Based on analysis of nutrient metabolism in humans and data on intakes in the U.S. population, the committee recommends intakes for each age group--from the first days of life through childhood, sexual maturity, midlife, and the later years. Recommendations for pregnancy and lactation also are made, and the book identifies when intake of a nutrient may be too much. Representing a new paradigm for the nutrition community, Dietary Reference Intakes encompasses:

  • Estimated Average Requirements (EARs). These are used to set Recommended Dietary Allowances.
  • Recommended Dietary Allowances (RDAs). Intakes that meet the RDA are likely to meet the nutrient requirement of nearly all individuals in a life-stage and gender group.
  • Adequate Intakes (AIs). These are used instead of RDAs when an EAR cannot be calculated.
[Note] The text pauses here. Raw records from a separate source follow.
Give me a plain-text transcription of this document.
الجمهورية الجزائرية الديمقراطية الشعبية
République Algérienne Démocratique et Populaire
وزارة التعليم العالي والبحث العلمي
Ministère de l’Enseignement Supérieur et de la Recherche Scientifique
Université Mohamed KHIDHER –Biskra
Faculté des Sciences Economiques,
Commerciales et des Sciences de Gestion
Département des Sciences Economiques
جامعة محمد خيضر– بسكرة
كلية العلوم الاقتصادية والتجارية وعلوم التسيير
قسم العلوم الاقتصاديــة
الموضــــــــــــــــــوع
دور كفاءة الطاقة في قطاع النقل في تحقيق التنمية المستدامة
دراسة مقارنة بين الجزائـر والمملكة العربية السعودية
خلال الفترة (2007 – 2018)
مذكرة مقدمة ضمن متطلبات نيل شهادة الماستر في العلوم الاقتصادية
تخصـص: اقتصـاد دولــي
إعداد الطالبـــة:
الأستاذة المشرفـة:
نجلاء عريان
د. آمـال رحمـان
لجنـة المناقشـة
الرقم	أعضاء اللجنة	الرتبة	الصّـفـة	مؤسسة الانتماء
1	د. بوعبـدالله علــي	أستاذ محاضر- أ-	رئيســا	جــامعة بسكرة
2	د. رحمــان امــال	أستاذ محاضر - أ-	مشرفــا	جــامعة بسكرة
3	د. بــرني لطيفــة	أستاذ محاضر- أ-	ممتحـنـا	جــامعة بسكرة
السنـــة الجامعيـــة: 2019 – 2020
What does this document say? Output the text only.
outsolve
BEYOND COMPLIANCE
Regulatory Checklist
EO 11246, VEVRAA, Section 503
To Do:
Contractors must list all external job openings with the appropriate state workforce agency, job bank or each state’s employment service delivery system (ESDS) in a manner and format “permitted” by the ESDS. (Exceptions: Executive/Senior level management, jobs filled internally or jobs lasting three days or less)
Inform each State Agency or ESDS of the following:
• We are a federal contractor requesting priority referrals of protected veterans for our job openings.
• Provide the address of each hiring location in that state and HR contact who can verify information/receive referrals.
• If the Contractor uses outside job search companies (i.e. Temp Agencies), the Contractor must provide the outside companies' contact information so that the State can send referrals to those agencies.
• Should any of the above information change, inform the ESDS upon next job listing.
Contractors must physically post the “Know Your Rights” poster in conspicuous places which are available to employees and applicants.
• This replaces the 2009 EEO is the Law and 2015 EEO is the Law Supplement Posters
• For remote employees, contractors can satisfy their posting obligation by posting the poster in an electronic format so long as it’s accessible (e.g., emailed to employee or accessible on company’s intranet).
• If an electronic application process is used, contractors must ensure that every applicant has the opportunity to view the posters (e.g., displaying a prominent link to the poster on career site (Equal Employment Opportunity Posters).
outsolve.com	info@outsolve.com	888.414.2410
Both the RDA and the AI may be used as goals for individual intake.
  • Tolerable Upper Intake Levels (ULs). Intakes below the UL are unlikely to pose risks of adverse health effects in healthy people.

This new framework encompasses both essential nutrients and other food components thought to pay a role in health, such as dietary fiber. It incorporates functional endpoints and examines the relationship between dose and response in determining adequacy and the hazards of excess intake for each nutrient.